Despite  advancing  knowledge  about  TSC  mutations, it is not possible to predict the severity of symptoms in a person with a new diagnosis of TSC. A person can have TSC and have very few or mild symptoms, while a  family member with TSC can have more severe or extensive symptoms. It is thought, however, that most people who have a TSC mutation will have some signs or symptoms if examined carefully by a physician familiar with the diagnosis of TSC. The distinction between sporadic TSC and familial (or inherited) TSC is important, as it affects the risk that other persons in the family are affected. Therefore, immediate family members of a person newly diagnosed with TSC should be thoroughly examined.

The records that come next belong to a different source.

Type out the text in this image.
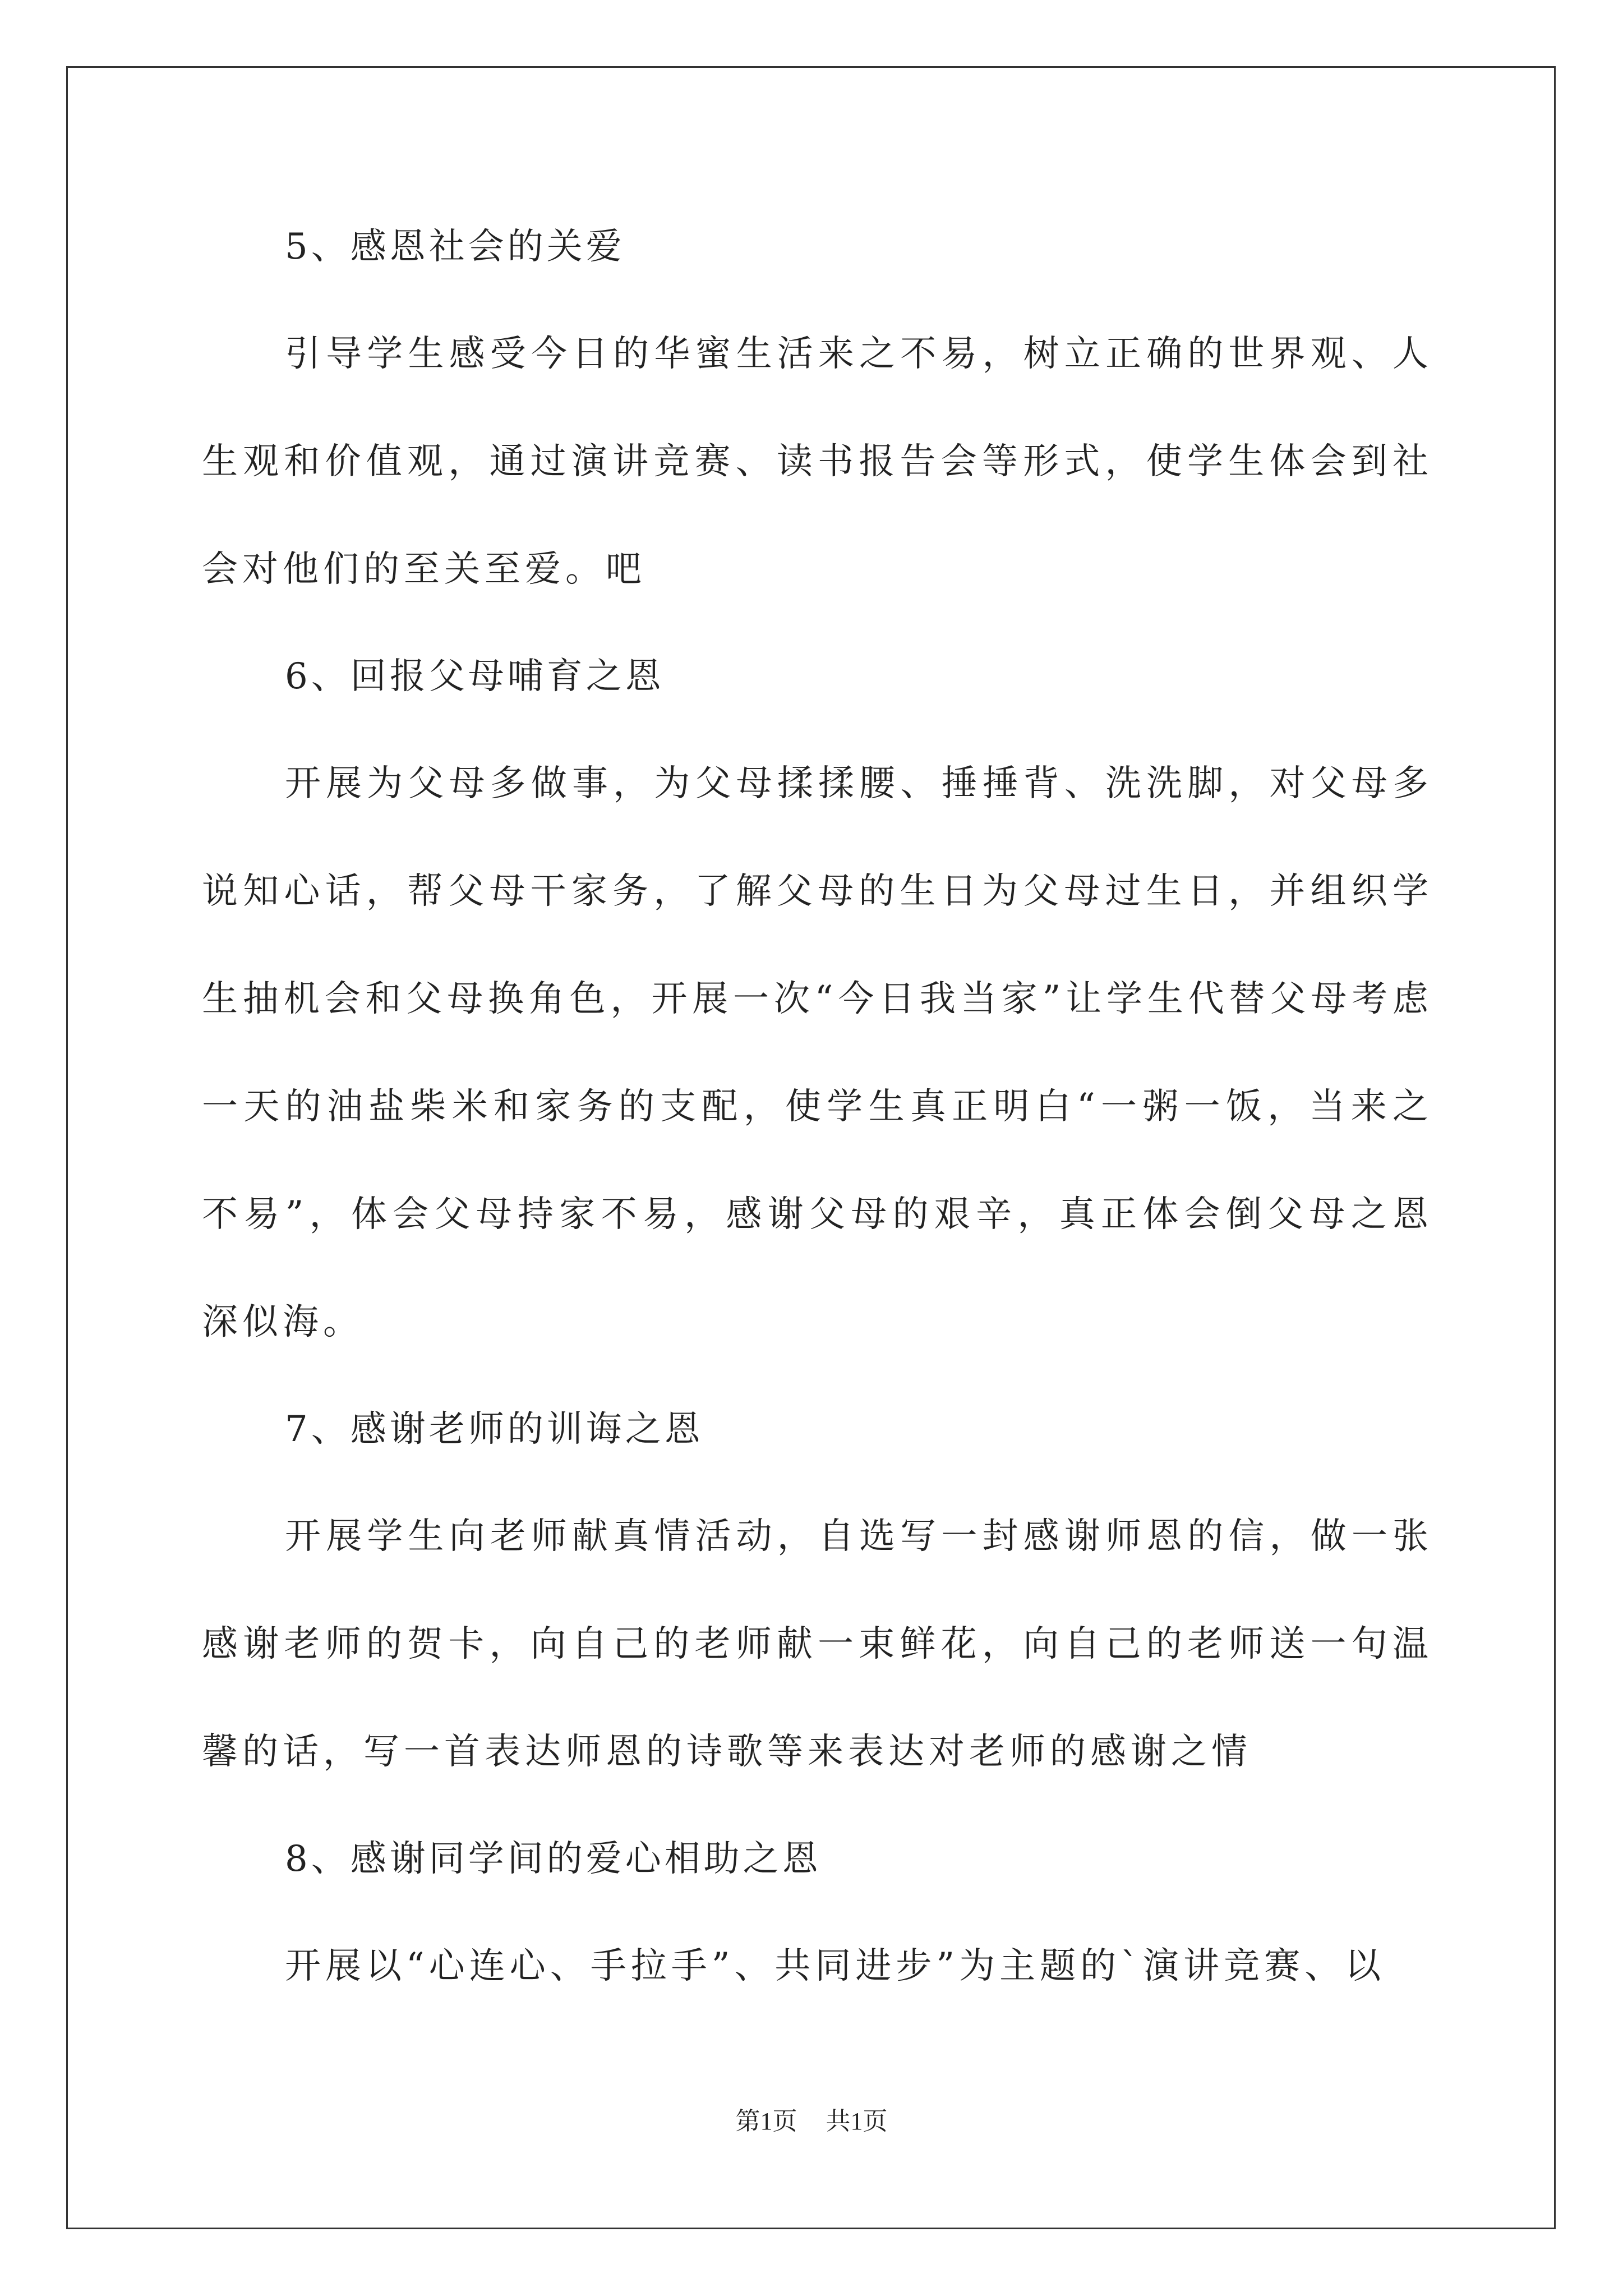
5、感恩社会的关爱
引导学生感受今日的华蜜生活来之不易，树立正确的世界观、人生观和价值观，通过演讲竞赛、读书报告会等形式，使学生体会到社会对他们的至关至爱。吧
6、回报父母哺育之恩
开展为父母多做事，为父母揉揉腰、捶捶背、洗洗脚，对父母多说知心话，帮父母干家务，了解父母的生日为父母过生日，并组织学生抽机会和父母换角色，开展一次“今日我当家”让学生代替父母考虑一天的油盐柴米和家务的支配，使学生真正明白“一粥一饭，当来之不易”，体会父母持家不易，感谢父母的艰辛，真正体会倒父母之恩深似海。
7、感谢老师的训诲之恩
开展学生向老师献真情活动，自选写一封感谢师恩的信，做一张感谢老师的贺卡，向自己的老师献一束鲜花，向自己的老师送一句温馨的话，写一首表达师恩的诗歌等来表达对老师的感谢之情
8、感谢同学间的爱心相助之恩
开展以“心连心、手拉手”、共同进步”为主题的`演讲竞赛、以
第1页 共1页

Another  factor  that  complicates the  genetics  of  TSC is germline mosaicism. Germline mosaicism occurs when an individual has cells in his or her germline (egg or sperm cells) that carry a genetic mutation, but not in cells in other parts of the body.  While quite rare, individuals with germline mosaicism may have one or more children with TSC but not have any clinical symptoms of TSC.

Given the complicated nature of TSC genetics, all families who have an affected relative with TSC should receive a referral to a genetic counselor or geneticist to discuss their unique genetic risk to either have TSC or to have a child with TSC.